Егоров хотел что-то сказать, видимо, возразить, но Мальцев рукой показал на бревна:
– Надо черноту с них, как грех с души, снимать. Трудно, но возможно. Не зря люди идут в церковь, чтобы покаяться.
Услышав про церковь, Егоров заметно оживился:
– Про церковь я тебе потом расскажу. У нас, в Борискове, церковь хорошая…
Работа у них двигалась, но не так усердно, как вчера. К обеду был готов еще один венец.
Жара не спадала, и это усложняло работу.
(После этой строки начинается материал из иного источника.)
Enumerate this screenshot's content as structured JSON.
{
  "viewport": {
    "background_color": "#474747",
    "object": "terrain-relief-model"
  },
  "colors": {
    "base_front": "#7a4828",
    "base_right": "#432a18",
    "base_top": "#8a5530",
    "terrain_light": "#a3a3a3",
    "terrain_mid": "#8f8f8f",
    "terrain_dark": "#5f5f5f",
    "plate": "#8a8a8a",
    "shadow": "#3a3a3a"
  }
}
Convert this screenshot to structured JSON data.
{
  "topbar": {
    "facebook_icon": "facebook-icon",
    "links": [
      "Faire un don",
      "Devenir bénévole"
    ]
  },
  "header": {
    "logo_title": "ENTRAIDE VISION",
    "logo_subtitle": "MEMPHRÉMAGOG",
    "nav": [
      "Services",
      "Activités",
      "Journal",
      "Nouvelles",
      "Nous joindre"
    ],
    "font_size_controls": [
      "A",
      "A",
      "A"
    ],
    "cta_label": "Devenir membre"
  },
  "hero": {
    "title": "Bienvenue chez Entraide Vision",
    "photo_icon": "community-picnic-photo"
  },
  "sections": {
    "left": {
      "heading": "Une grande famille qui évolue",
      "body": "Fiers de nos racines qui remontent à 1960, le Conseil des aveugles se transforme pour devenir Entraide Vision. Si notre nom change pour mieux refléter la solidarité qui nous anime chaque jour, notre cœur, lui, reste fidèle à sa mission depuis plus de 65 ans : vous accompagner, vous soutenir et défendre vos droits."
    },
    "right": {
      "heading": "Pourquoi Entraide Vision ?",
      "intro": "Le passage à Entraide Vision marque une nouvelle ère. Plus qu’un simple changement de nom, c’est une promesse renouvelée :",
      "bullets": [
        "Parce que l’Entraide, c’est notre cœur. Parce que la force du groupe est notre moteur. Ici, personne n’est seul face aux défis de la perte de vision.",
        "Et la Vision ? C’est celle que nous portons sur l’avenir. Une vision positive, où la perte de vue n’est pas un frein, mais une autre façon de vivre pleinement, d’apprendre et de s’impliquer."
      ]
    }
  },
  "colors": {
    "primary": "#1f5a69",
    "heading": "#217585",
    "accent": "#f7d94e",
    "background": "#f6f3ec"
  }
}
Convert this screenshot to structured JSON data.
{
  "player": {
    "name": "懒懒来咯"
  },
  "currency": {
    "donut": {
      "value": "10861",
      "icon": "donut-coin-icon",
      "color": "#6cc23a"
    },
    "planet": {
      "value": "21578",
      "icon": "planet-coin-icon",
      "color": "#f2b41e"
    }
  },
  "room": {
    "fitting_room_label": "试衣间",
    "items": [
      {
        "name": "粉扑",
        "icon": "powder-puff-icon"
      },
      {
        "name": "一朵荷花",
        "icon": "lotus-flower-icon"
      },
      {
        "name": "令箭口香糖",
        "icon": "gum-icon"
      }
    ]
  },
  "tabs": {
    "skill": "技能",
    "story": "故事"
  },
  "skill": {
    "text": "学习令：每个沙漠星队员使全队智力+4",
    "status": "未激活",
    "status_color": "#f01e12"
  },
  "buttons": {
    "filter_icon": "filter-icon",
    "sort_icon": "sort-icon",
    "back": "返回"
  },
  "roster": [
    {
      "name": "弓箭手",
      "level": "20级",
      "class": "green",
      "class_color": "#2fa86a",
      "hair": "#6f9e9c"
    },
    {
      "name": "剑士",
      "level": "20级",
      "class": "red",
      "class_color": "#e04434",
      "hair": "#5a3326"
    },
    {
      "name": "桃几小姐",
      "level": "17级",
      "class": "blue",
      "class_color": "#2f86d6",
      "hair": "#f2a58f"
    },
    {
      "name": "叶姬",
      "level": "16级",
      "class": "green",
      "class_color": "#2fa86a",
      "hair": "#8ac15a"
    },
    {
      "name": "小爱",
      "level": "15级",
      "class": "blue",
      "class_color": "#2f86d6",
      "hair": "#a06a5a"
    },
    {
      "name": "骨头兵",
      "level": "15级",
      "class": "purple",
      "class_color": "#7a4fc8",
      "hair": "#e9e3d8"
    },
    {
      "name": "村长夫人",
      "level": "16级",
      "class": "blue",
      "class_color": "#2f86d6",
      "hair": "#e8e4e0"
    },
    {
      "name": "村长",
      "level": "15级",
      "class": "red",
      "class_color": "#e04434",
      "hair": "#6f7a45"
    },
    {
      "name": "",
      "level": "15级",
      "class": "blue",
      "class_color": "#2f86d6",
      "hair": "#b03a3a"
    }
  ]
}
Наконец, Мальцев услышал то, что и собирался услышать:
– Давай бутылку, а то она в моем мозгу светится, как маяк.
– Этот «маяк» не дает с курса сбиться, – ответил Мальцев, подавая бутылку.
– Мой корабль с курса уже не собьется, потому что берег близок – рукой подать.
Он снова залпом выпил бутылку, и опять его потянуло на разговор.
– Вроде «Жигулевское» и в то же время не «Жигулевское». Этикетки разные наклеят, а пиво одно.
– Пиво как пиво, – возразил Мальцев. – В жару оно идет – дай бог!
– Костя, ты сколько лет языком молол? Тобой сказано, что учился заочно в институте и работал в школе.
– Если сказано, значит, так и было. Молол-то? Совсем немного – года два… Ушел, чтоб язык не испортить… Но если ты считаешь, что «молоть» языком проще, чем топором махать, то это не совсем так. Надо и предмет знать, и артистом чуток быть, и не подавать повода для насмешек… Ученики все чувствуют. Давай работать, а то мы стали вроде черепах…
В этот день Егоров работал без огонька, постоянно ворчал, ругал бревна, как будто они живые.
– Надо было брать с хозяина больше. Мы не каторжане – бросим и уйдем…
– Василий Иванович, ты ведь опытный плотник, уж кому, как не тебе знать, сколько надо было брать.
– А я в этих делах – тюфяк. Меня всегда ругали за то, что не умею договариваться.
Мальцев стал понемногу раздражаться, предполагая, чем может закончиться их работа, если Егоров действительно уйдет.
– Есть пословица, которую ты хорошо знаешь: «Взялся за гуж – не говори, что не дюж». В работе, как и в жизни, – поменьше слов и побольше дела. Следующий аванс будем брать, когда последний венец положим. А дальше – видно будет.